De acuerdo, ver a Antonio Banderas moverse delante de la cámara es un auténtico gustazo haga el malagueño lo que haga, y la sutileza con la que el actor se apropia de los gestos y maneras del director en esta suerte de relato autobiográfico son de una elegancia suma que, lejos de caer en la caricatura, si algo detentan es un respecto tremendo por la singular idiosincrasia del realizador. Pero, ay, ni siquiera la arrebatadora personalidad de Banderas es capaz de llevar sobre sus hombros el pesado lastre que supone el primero de los tres encuentros —que no actos, la cinta carece de una estructura formal de desarrollo, nudo y desenlace—sobre los que se monta el entramado del filme. Tampoco le ayuda en el trance la presencia de una Penélope Cruz cuyo personaje, y esto resulta inevitable pensarlo, es un mal remedo de la Raimunda de ‘Volver’ (id, 2006), para el que esto suscribe, uno de los dos mejores filmes de Almodóvar junto a ‘Todo sobre mi madre’ (id, 1999).
Y así, con cierto desinterés y la mirada inquieta dirigiéndose de manera intermitente a la esfera del reloj, es como transcurre un tercio del metraje, destinado, de manera natural y cotidiana, a introducirnos en la vida de Salvador Mallo, un director en declive con muchos achaques físicos y severas taras emocionales y en su reencuentro con el protagonista de su obra más famosa. Un tercio que, como digo, no ofrece mucho a lo que asirse salvo la colorista y portentosa fotografía de José Luis Alcaine o la correcta partitura de Alberto Iglesias, dos constantes sin las que el cine de Almodóvar no sería el mismo.
Pero, entonces, cuando todo parece irrevocablemente dirigido hacia una nadería aún mayor, aparece en escena Leonardo Sbaraglia, Almodóvar se saca de la chistera un monólogo de Asier Etxeandía que el intérprete vasco defiende con categoría y todo aquello que hemos visto hasta entonces comienza a revestirse de una carga de honestidad, de verdad, de realismo y de, por qué no decirlo, cine, que resulta imposible resistirse a su embrujo y quedar atrapado para el resto de la proyección en los vericuetos por los que ‘Dolor y gloria’ nos va llevando acompañado, ya del actor argentino o de una Julieta Serrano que, con sus pocos minutos en pantalla, deja claro que la combinación de talento a manos llenas y veteranía es un cóctel insuperable.

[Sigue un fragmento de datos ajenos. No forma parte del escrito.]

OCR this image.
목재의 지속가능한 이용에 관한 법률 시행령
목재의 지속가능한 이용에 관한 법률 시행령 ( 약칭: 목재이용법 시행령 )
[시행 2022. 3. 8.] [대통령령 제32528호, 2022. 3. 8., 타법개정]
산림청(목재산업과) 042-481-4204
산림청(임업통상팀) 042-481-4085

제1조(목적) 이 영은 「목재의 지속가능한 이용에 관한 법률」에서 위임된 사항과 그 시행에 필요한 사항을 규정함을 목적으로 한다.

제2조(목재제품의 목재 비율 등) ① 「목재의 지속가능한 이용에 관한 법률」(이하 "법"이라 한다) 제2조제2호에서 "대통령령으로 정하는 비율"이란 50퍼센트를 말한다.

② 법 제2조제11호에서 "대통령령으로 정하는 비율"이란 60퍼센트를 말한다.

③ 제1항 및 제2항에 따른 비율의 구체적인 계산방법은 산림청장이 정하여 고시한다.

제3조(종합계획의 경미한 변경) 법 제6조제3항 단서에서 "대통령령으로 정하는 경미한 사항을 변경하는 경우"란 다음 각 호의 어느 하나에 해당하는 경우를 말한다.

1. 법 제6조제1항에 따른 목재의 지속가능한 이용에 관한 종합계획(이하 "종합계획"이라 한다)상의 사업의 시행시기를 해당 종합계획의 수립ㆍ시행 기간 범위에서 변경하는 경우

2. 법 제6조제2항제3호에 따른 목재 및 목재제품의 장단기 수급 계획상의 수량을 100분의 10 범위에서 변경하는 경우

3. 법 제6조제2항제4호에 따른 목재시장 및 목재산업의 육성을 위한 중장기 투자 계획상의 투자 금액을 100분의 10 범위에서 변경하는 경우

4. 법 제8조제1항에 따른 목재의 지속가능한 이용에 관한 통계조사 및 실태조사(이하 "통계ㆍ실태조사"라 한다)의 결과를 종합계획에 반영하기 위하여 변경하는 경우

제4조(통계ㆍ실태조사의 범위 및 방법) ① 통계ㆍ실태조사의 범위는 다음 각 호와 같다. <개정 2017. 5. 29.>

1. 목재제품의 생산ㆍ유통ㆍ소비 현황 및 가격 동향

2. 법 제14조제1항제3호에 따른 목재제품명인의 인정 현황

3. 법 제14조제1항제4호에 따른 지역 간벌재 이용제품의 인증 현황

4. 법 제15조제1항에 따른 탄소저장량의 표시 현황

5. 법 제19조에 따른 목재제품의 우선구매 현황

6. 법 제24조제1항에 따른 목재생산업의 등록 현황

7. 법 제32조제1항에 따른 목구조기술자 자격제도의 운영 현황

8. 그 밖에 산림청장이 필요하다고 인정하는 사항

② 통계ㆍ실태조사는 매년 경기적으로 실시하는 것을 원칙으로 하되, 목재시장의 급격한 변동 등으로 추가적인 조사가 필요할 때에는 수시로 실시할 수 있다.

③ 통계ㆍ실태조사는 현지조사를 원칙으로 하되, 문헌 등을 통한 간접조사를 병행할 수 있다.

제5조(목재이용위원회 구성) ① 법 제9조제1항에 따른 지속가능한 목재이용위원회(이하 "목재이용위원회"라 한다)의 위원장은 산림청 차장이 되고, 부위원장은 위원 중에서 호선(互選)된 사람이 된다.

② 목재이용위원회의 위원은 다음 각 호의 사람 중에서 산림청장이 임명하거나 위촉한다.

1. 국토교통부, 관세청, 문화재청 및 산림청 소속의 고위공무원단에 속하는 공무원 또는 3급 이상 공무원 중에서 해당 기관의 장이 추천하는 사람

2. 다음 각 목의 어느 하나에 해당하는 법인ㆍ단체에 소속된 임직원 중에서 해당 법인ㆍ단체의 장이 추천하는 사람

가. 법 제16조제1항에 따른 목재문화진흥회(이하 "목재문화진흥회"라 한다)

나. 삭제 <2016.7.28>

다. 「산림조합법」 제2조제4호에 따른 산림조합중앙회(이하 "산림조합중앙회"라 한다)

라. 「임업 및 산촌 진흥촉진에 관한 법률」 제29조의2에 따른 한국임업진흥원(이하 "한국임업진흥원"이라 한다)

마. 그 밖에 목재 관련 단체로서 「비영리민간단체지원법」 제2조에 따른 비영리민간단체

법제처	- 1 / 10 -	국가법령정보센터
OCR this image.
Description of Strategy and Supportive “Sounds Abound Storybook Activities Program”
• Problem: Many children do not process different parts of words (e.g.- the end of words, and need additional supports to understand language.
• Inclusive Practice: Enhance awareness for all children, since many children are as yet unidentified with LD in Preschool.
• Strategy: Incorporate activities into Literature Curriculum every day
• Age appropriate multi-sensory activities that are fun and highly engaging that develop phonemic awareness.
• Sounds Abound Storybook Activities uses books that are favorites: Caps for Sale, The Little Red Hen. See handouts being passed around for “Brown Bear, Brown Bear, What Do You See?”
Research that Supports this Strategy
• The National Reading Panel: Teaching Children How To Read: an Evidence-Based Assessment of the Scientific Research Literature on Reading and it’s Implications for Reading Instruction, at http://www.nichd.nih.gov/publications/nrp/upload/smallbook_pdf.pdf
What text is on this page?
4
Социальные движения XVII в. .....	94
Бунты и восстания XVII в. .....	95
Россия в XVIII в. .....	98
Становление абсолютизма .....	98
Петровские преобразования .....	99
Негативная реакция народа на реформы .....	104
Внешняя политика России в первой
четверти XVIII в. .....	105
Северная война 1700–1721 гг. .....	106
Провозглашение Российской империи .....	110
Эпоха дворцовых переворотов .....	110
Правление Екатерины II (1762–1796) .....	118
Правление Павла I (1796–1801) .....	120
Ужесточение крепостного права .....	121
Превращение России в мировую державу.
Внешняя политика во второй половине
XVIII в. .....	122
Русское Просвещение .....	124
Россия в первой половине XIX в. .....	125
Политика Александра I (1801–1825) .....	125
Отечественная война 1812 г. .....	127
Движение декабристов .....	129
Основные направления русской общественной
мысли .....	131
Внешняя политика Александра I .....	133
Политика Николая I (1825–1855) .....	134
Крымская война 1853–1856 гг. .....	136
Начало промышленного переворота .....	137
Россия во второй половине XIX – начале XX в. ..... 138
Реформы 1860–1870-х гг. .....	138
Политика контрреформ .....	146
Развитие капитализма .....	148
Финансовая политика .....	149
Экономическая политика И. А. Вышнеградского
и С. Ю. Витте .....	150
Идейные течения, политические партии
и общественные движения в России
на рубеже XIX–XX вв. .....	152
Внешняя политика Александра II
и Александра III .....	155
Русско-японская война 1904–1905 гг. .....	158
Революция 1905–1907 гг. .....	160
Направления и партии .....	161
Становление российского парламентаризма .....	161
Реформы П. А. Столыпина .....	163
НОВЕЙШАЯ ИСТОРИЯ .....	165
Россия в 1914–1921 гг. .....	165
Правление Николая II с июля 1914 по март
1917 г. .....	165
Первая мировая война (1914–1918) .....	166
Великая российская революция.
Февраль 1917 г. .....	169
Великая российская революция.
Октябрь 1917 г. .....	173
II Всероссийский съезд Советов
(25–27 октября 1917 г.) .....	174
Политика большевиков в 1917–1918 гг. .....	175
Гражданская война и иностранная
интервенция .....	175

Quizás no sea un regreso a sus formas más plenas. Quizás, de hecho, ‘Dolor y gloria’ sea la película más perfectamente imperfecta de Pedro Almodóvar si es que tal oxímoron es posible. Quizás resulte complicado, toda vez termina la cinta, sopesar si el lastre del comienzo es suficiente para arruinar la función o si, por el contrario, los dos tercios de metraje restante compensan sobradamente el tránsito por tan poco agraciado erial. Más seguras son, al menos, dos cosas. Una, que este redactor se decanta por creer que esos minutos sí son suficientes y que el filme vale la pena, y mucho, el precio de una entrada. Y dos, que, dejando atrás su verborrea más ordinaria y sus más excéntricas locuras, el Almodóvar que encontramos aquí no es más que la lógica evolución de la versión madura de su yo, esa que desde ‘La flor de mi secreto’ (id, 1995) comenzó a explorar el alma humana en sus recovecos menos habituales y que, esperamos, continuará haciéndolo por muchos años.